Sinyal dari Dunia Digital Kita

0
1271

Oleh: Dr Muchotob Hamzah MM

Membaca hasil survek Microsoft pada Februari 2021 lalu tentang DCI (Digital Civility Index), bahwa warganet Indonesia memiliki keadaban ranking 29 dari 32 negara Asia. Sederhananya, netizen kita kurang beradab. Padahal tidak semua melahap konten hoax (berita bohong), hate speech (ujaran kebencian), scam (penipuan), fraud (pencurangan), trolling (pemantik kemarahan), hingga character assassination (pembunuhan karakter).

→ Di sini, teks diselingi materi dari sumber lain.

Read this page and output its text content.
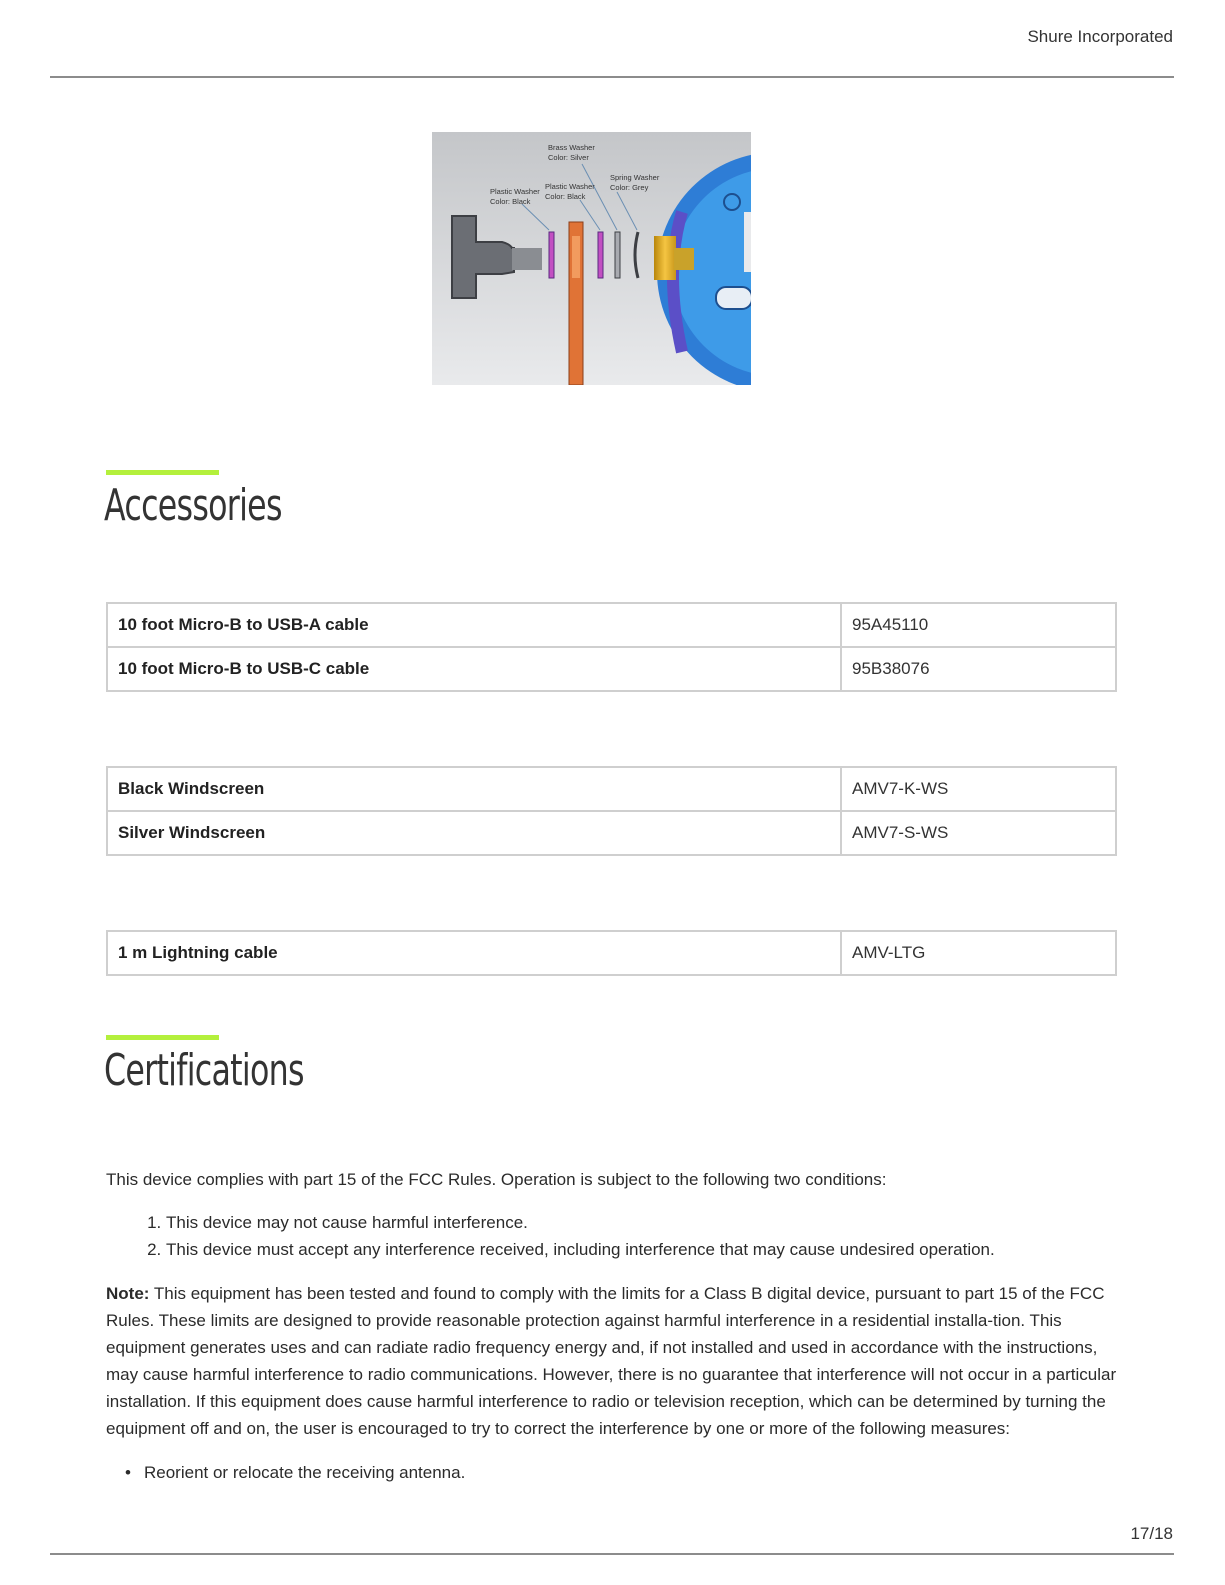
Shure Incorporated
Brass Washer Color: Silver
Plastic Washer Color: Black
Plastic Washer Color: Black
Spring Washer Color: Grey
Accessories
10 foot Micro-B to USB-A cable	95A45110
10 foot Micro-B to USB-C cable	95B38076
Black Windscreen	AMV7-K-WS
Silver Windscreen	AMV7-S-WS
1 m Lightning cable	AMV-LTG
Certifications

This device complies with part 15 of the FCC Rules. Operation is subject to the following two conditions:

1. This device may not cause harmful interference.
2. This device must accept any interference received, including interference that may cause undesired operation.

Note: This equipment has been tested and found to comply with the limits for a Class B digital device, pursuant to part 15 of the FCC Rules. These limits are designed to provide reasonable protection against harmful interference in a residential installa-tion. This equipment generates uses and can radiate radio frequency energy and, if not installed and used in accordance with the instructions, may cause harmful interference to radio communications. However, there is no guarantee that interference will not occur in a particular installation. If this equipment does cause harmful interference to radio or television reception, which can be determined by turning the equipment off and on, the user is encouraged to try to correct the interference by one or more of the following measures:

• Reorient or relocate the receiving antenna.
17/18
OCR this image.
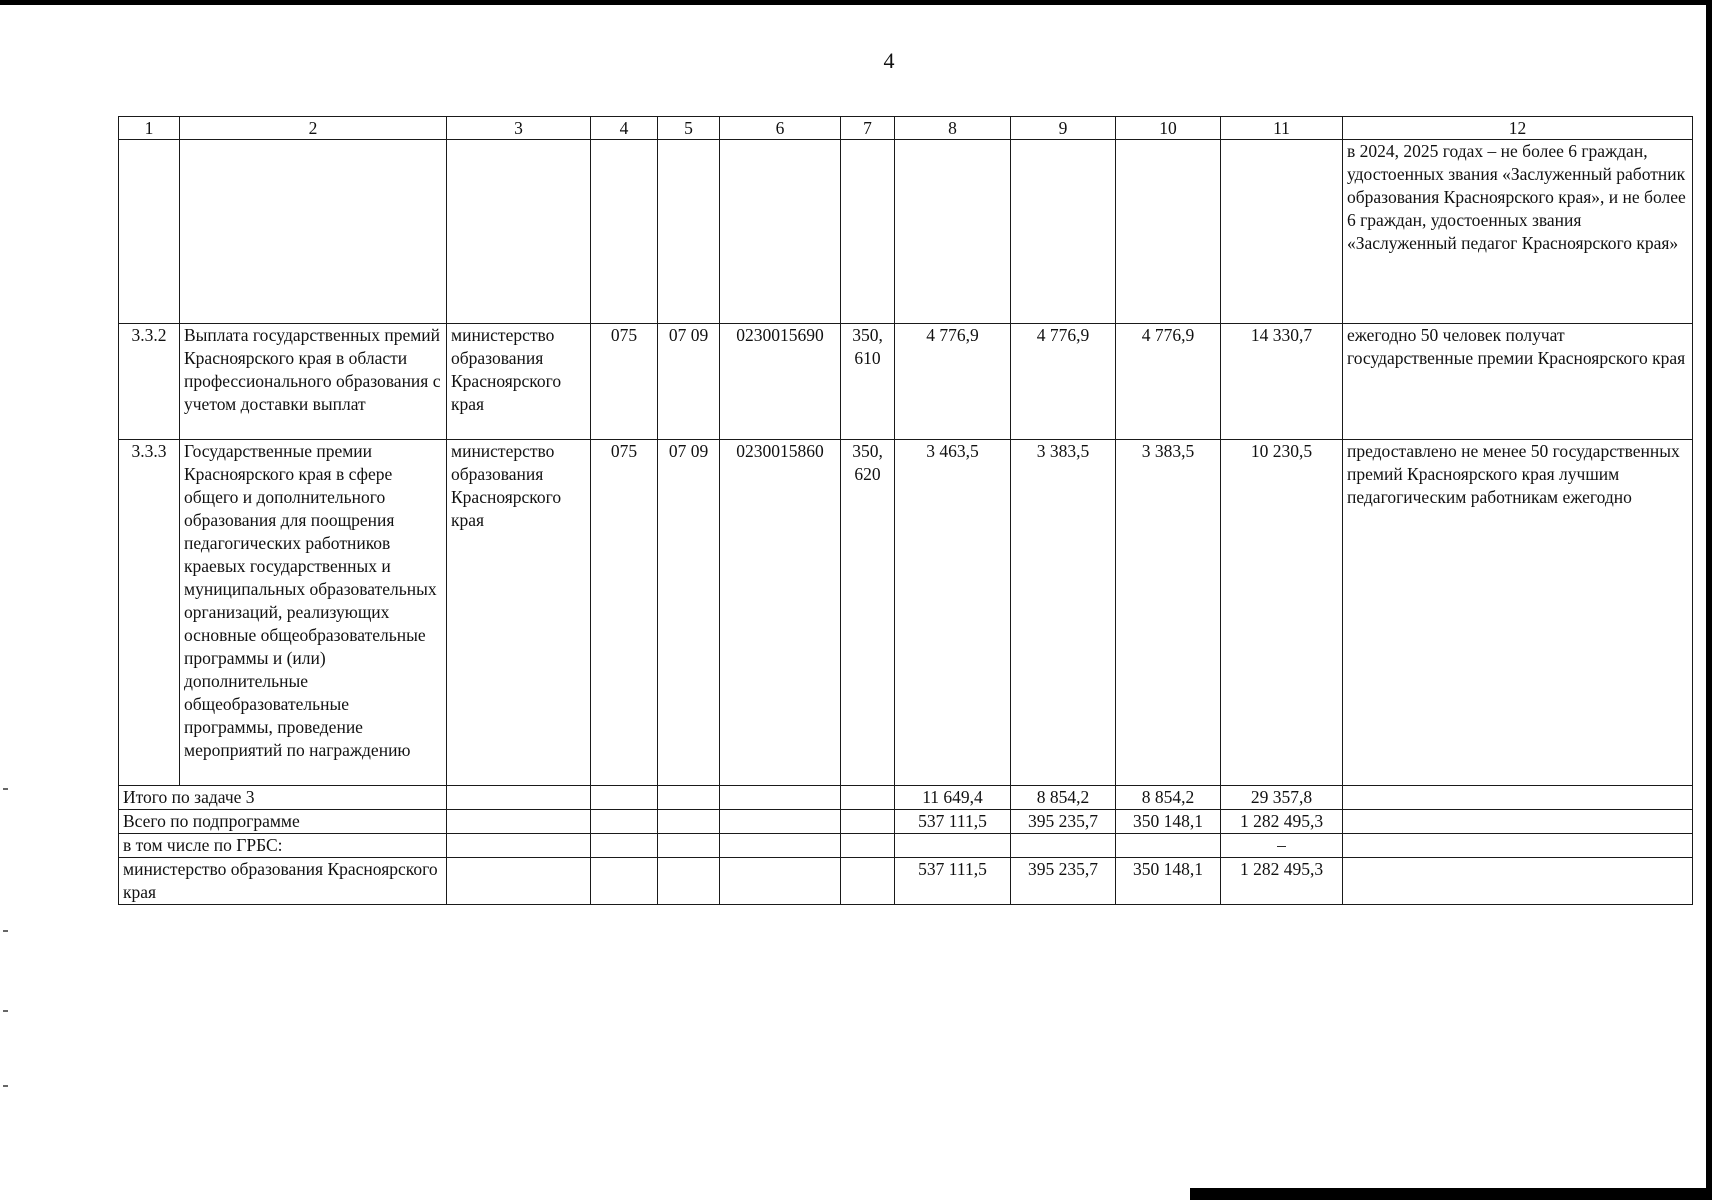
4
1	2	3	4	5	6	7	8	9	10	11	12
											в 2024, 2025 годах – не более 6 граждан, удостоенных звания «Заслуженный работник образования Красноярского края», и не более 6 граждан, удостоенных звания «Заслуженный педагог Красноярского края»
3.3.2	Выплата государственных премий Красноярского края в области профессионального образования с учетом доставки выплат	министерство образования Красноярского края	075	07 09	0230015690	350, 610	4 776,9	4 776,9	4 776,9	14 330,7	ежегодно 50 человек получат государственные премии Красноярского края
3.3.3	Государственные премии Красноярского края в сфере общего и дополнительного образования для поощрения педагогических работников краевых государственных и муниципальных образовательных организаций, реализующих основные общеобразовательные программы и (или) дополнительные общеобразовательные программы, проведение мероприятий по награждению	министерство образования Красноярского края	075	07 09	0230015860	350, 620	3 463,5	3 383,5	3 383,5	10 230,5	предоставлено не менее 50 государственных премий Красноярского края лучшим педагогическим работникам ежегодно
Итого по задаче 3							11 649,4	8 854,2	8 854,2	29 357,8	
Всего по подпрограмме							537 111,5	395 235,7	350 148,1	1 282 495,3	
в том числе по ГРБС:										–	
министерство образования Красноярского края							537 111,5	395 235,7	350 148,1	1 282 495,3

Tetapi adalah fakta, semua yang buruk-buruk itu, telah berseliweran di dunia maya kita. Mungkin benar juga analisis dari kordinator Kelompok Kerja Psikologi Moralitas Ikatan Psikologi Sosial Indonesia, Subhan El-Hafidz, bahwa pada dasarnya warganet Indonesia tidak separah itu. Sebab, meskipun di dunia maya mereka mengumbar omongan kasar, tidak demikian kalau ketemu di dunia nyata.

Betapapun itu, sinyal buruk telah menjadi kenyataan hubungan sosial kita. Konten-konten itu telah meracuni hubungan batin kita, ibarat api dalam sekam. Dari luar baik-baik saja, tetapi di dalamnya telah membara, tinggal menunggu menit atau jam untuk membakar sekitarnya.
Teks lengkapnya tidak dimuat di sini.